Why Israel Built So Many Startups
One of the clearest examples of Israeli ambition was Shai Agassi’s attempt to change the car industry. He believed electric cars would only spread if people stopped thinking of the battery as part of the purchase price. His idea was to let drivers buy the car but subscribe to battery use, much like a phone plan, while relying on a network of charging points and rapid battery-swap stations. It was a bold plan, and most car executives dismissed it at first.
What made the idea believable was the place where it was being tested. Israel was small, geographically compact, and cut off from easy travel across neighboring borders, which made it easier to imagine a national charging network. It also had many engineers and a culture that did not easily accept claims that something could not be done. Even difficult engineering problems, like how to remove and replace a heavy battery quickly, were approached with the same practical creativity used in military systems.

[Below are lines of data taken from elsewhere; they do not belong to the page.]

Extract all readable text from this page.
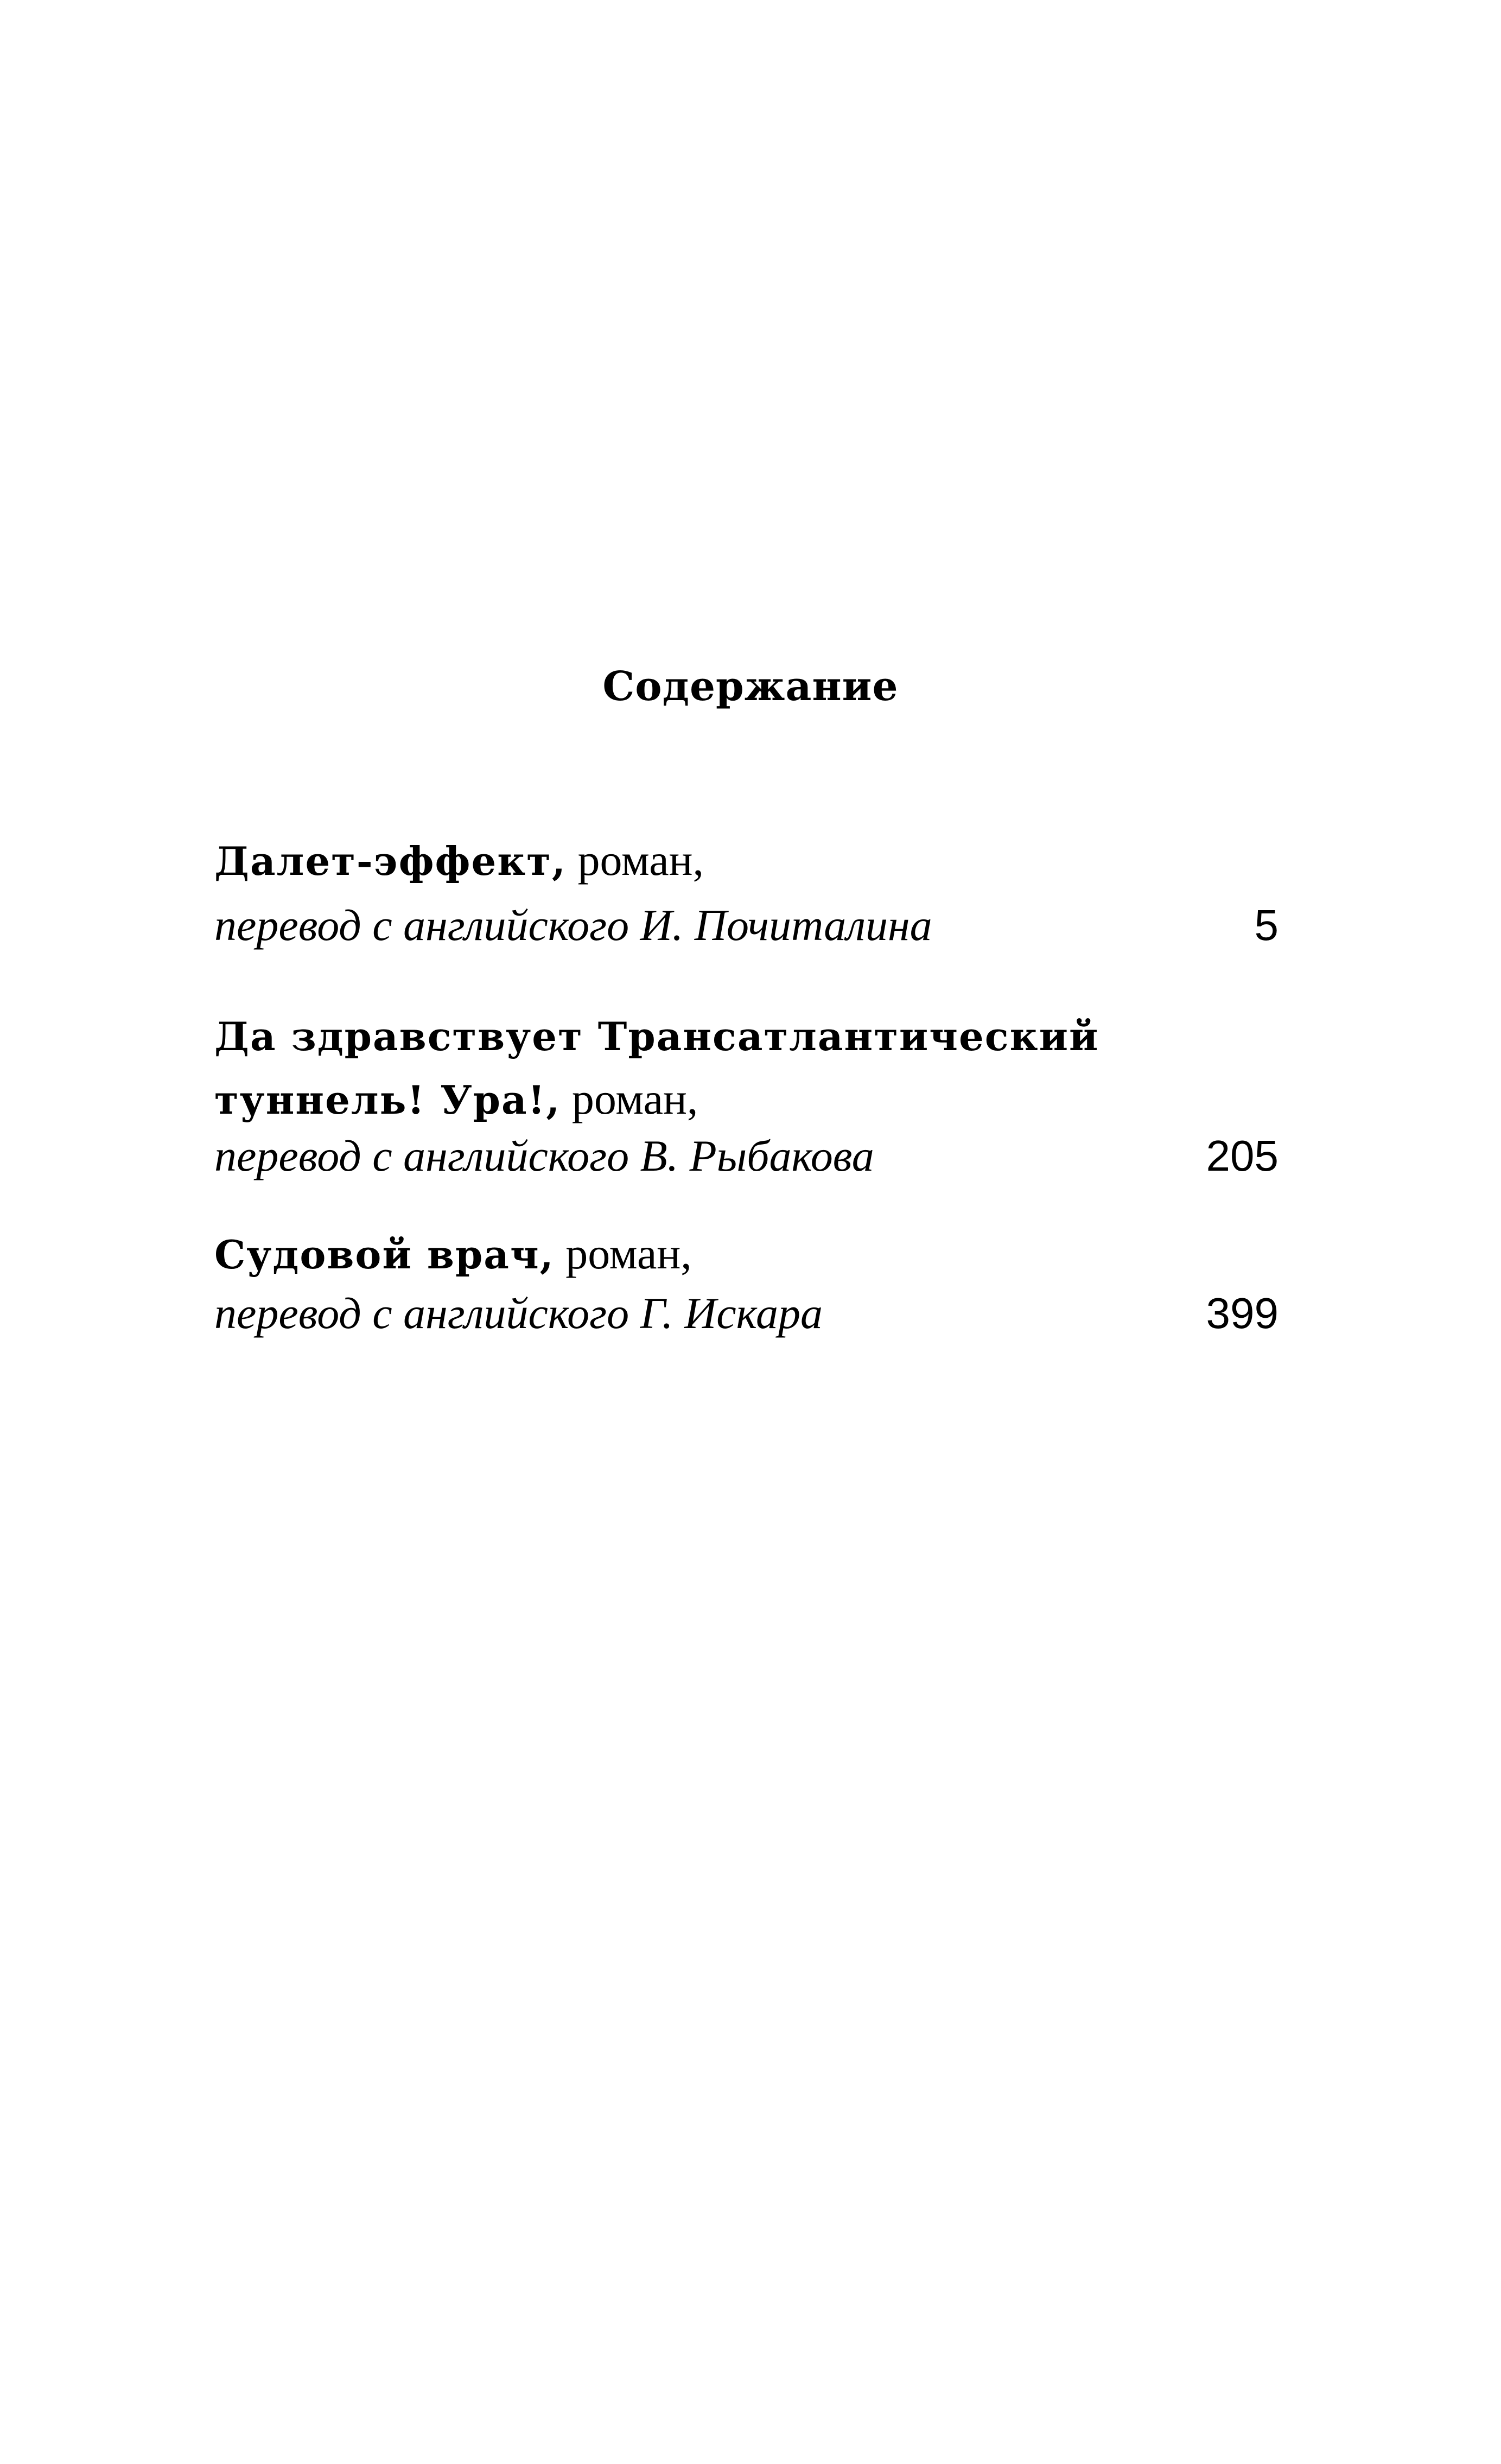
Содержание
Далет-эффект, роман,
перевод с английского И. Почиталина	5
Да здравствует Трансатлантический
туннель! Ура!, роман,
перевод с английского В. Рыбакова	205
Судовой врач, роман,
перевод с английского Г. Искара	399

That story reflects a larger pattern. Israel is a tiny country with constant security pressure, few natural resources, and a small home market, yet it became one of the world’s most concentrated centers of entrepreneurship. Venture capital investment per person was far above that of much larger countries, and Israeli firms appeared on the NASDAQ in unusually high numbers. The core argument is that this success was not accidental. It grew from a mix of necessity, confidence, technical skill, and a habit of trying to solve problems at national scale.